Dept of Neurology, University of Rochester, Clinical Trials Coordination Center, Rochester, NY, USA

Christopher G Goetz

Dept of Neurological Sciences, Rush University’s Medical Center, Chicago, IL, USA

Jordan J Elm

Yuko Y Palesch

Peng Huang

Dept of Biostatistics, Bioinformatics & Epidemiology, Medical University of South Carolina, Charleston, SC, USA

Bernard Ravina

NINDS, National Institutes of Health, Neuroscience Center, Bethesda, MD, USA

Caroline M Tanner

The Parkinson’s Institute, 1170 Morse Avenue, Sunnyvale CA, USA

Barbara C Tilley

Dept of Biostatistics, Bioinformatics & Epidemiology, Medical University of South Carolina, Charleston, SC, USA

Background Estimation of sample size for long-term studies of neuroprotection in Parkinson’s disease requires information on expected clinical decline. Values may be obtained by analyzing existing long-term data sets or by prediction models of clinical decline applied to available data from shorter-term trials. The most commonly used measure to track clinical decline is the Unified Parkinson’s Disease Rating Scale (UPDRS) but this measure is also affected by symptomatic therapy. Models can help better understand behavior of the UPDRS after initiation of symptomatic therapy when scores will improve and eventually start deteriorating again.

Purpose To understand how UPDRS scores progress after initiation of symptomatic therapy and how this progression impacts sample size calculations.

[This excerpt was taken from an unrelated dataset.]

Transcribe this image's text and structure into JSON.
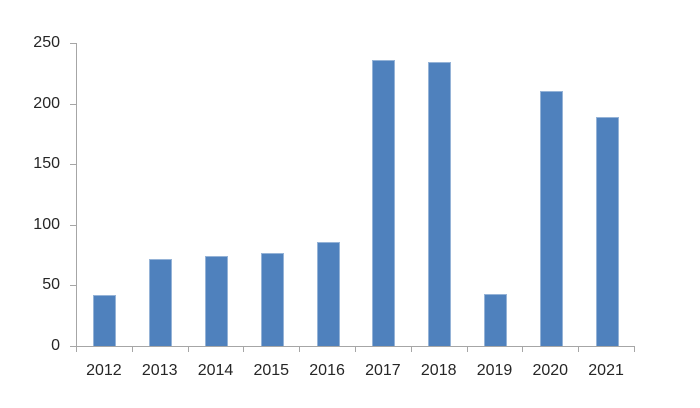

Methods We developed a non-linear model of UPDRS after introduction of symptomatic therapy. The model is specified as a non-linear mixed effects model and is applied to three different data sets from clinical trials. The model is then used to produce estimates for the change in UPDRS and its associated variance for a period of up to five years of follow-up. The estimates produced by the model serve as the basis for sample-size calculations for different lengths of follow-up (one through five years) and for different values of clinically meaningful change in UPDRS.

Results Despite differences in the short-term benefit of the dopaminergic drugs, after a period of approximately six months UPDRS scores progress linearly at an estimated rate of approximately three points a year. The sample size that is required for a clinical trial where the baseline coincides with initiation of symptomatic therapy is very large. On the other hand, if baseline is set at six months after initiation of symptomatic therapy then the sample size required decreases with length of follow-up.

Limitations Model specification and estimation is based on a set of simplifying assumptions regarding the progression of individual level UPDRS scores.

Conclusions Sample size calculations based on these estimates indicate a substantial reduction in sample size if patients are required to be on symptomatic treatment for a period of time before being randomized to a neuroprotective trial.